There’s also plenty of water time on naturalist-led snorkel safaris and with such marine toys as Seabobs, kayaks, paddleboards and a three-deck waterslide.

Passengers from the Kontiki Wayra prepare clay on the beach in Ayangue.

The shipboard experience

Back onboard, most guests availed themselves of the sun deck, the hot tub or the comfy main-deck lounge. Almost all would agree that the 128-foot Wayra, built in 2011, is a handsome vessel. At least it is now: When Carlos Nunez, founder and CEO of Kontiki, discovered the boat, it was abandoned in a Guayaquil shipyard.

“The owner told me, ‘Look, Carlos, I propose to sell you that yacht, and I can get you a license to sail it in the Galapagos,'” Nunez recalled. “But there were already a lot of ships in the Galapagos doing great things.

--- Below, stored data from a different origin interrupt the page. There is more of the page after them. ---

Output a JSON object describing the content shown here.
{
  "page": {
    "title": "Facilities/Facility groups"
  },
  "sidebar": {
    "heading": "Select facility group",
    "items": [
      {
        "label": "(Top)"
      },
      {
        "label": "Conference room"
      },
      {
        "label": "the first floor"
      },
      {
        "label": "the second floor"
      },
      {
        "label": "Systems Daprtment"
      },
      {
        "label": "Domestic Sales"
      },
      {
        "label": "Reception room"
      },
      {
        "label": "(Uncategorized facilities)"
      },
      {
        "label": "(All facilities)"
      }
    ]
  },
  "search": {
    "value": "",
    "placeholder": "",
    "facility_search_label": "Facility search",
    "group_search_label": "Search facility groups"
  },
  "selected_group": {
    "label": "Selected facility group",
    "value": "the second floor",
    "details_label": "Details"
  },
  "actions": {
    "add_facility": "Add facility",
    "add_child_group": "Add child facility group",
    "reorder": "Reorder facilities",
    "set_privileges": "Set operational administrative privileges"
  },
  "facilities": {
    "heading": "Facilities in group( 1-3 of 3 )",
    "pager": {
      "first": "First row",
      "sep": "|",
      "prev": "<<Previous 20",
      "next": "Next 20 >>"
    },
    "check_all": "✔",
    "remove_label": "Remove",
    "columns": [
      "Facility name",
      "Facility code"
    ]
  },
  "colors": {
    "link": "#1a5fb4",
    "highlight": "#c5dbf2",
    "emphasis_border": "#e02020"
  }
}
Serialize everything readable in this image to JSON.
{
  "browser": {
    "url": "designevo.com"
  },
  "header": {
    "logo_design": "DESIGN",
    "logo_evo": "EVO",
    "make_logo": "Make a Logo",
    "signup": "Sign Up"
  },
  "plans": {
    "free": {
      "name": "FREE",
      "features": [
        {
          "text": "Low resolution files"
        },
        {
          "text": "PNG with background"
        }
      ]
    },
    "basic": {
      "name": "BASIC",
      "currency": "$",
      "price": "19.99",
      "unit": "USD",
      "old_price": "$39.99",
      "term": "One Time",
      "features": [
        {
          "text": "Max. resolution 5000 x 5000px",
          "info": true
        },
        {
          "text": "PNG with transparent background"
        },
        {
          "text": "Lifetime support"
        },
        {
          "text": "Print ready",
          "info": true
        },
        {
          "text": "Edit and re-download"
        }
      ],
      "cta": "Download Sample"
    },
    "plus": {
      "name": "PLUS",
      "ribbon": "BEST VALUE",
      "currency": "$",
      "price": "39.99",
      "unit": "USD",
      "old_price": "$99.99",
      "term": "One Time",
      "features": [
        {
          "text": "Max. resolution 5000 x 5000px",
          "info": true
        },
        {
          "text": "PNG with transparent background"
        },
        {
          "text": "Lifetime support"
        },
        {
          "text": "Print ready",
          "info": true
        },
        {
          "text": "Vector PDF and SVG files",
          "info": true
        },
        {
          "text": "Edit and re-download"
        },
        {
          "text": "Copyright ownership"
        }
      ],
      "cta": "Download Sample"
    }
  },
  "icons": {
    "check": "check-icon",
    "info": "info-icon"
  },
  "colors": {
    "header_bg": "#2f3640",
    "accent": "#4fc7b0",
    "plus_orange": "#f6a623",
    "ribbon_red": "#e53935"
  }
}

“So we came up with this idea to celebrate Ecuador’s coast, which no one else was doing.”

Nunez set about refurbishing the vessel immediately after buying it in 2020. He hired Ecuadorian designer Soledad Calderon to decorate the interior in a bright, breezy, unpretentious style.

“I wanted to do something that would reflect our coastal environment,” Calderon said. “I chose natural fibers. The color palette is inspired by the coast and the nearby mountains.

“Most of the pottery on the yacht is by artisans from Guayaquil. The throws on the beds are alpaca and come from the highlands. All the furniture is by Ecuadorian artisans, and the paintings are by Ecuadorian artist Gabriela Taleb. Rustic elegance is what I call this style.”

A limited number of paying guests have sailed on the Kontiki Wayra since its soft launch seven months ago. Nunez said he imagined his clients would be mainly Americans, ages 35 to 65. The Wayra is not handicapped accessible; good balance on deck (especially on the steep companionways) is essential, and shore excursion hikes can be challenging. But for an active clientele, the appeal is clear.

“We don’t have competitors yet, but we expect them,” Nunez said. “Right now, it’s just us.”